L'arrêt temporaire de la construction du gazoduc Nord Stream 2 a dramatiquement intensifié les tensions entre les États-Unis et les puissances européennes. Au cours du week-end, des représentants du gouvernement allemand et des porte-parole de presque tous les partis au Parlement ont critiqué les mesures agressives des États-Unis contre le gazoduc Nord Stream 2 en termes inhabituellement stridents.
Le président américain Donald Trump a signé vendredi soir un projet de loi qui impose des sanctions aux entreprises impliquées dans la construction du gazoduc Nord Stream 2 entre la Russie et l'Allemagne. La «Loi de 2019 sur la protection de la sécurité énergétique de l'Europe» a été rédigée par le sénateur républicain Ted Cruz et la sénatrice démocrate Jeanne Shaheen. Avant la signature du projet de loi par Trump, les deux partis ont soutenu son adoption à une énorme majorité à la Chambre et au Sénat dans le cadre du gigantesque budget militaire américain de 738 milliards de dollars.

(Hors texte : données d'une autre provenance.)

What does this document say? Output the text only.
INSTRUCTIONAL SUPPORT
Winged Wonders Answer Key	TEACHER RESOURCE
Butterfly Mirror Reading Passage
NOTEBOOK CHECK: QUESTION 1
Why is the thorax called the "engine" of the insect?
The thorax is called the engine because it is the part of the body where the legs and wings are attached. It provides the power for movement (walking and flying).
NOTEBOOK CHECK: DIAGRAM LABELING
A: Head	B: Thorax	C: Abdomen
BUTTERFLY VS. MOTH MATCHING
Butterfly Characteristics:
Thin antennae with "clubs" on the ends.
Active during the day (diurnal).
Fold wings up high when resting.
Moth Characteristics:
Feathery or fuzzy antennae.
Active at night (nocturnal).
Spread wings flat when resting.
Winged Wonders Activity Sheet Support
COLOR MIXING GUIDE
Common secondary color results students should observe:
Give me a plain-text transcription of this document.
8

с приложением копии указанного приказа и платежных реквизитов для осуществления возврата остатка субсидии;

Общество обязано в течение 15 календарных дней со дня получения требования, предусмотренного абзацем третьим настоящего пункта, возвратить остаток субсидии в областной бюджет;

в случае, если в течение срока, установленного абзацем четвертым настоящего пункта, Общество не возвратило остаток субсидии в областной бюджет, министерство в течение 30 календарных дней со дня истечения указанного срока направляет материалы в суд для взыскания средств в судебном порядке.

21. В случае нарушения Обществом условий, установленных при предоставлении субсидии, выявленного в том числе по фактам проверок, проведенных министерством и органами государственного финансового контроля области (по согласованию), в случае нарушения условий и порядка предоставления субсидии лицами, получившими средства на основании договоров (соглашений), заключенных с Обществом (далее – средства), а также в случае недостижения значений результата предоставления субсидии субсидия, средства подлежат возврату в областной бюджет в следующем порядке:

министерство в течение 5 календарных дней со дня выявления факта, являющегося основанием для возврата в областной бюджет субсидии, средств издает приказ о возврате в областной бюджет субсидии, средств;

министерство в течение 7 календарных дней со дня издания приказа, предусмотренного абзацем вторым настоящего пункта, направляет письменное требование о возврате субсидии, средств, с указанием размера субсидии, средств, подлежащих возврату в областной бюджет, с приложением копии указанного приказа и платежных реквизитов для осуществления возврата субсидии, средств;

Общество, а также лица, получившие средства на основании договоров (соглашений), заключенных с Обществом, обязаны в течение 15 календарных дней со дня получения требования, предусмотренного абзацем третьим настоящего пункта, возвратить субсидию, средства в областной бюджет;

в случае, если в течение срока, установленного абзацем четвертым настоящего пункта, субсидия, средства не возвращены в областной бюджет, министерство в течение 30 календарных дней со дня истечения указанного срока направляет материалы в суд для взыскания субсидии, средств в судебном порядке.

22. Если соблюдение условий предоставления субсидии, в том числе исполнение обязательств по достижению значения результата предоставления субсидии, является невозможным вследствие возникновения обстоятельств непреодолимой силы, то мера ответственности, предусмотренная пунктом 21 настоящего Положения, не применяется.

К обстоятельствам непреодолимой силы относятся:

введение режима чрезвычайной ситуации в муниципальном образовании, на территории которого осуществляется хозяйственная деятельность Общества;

Les actions agressives des États-Unis ont entraîné un arrêt temporaire de la construction du Nord Stream 2. La société suisse Allseas, qui posait le pipeline avec des navires spéciaux en mer Baltique, a annoncé qu'elle suspendait indéfiniment les travaux sur le projet. Les sénateurs républicains Cruz et Ron Johnson avaient menacé le directeur général d'Allseas, Edward Heerema, dans une lettre de «sanctions juridiques et économiques écrasantes et potentiellement fatales » si son entreprise continuait à travailler « même pour une seule journée" après l'adoption de la loi. Ils ont averti: «Vous faites face à un choix binaire: arrêtez MAINTENANT, et laissez le pipeline inachevé [...] ou faites une tentative stupide de vous précipiter pour terminer le pipeline et risquer de mettre votre entreprise en faillite pour toujours.»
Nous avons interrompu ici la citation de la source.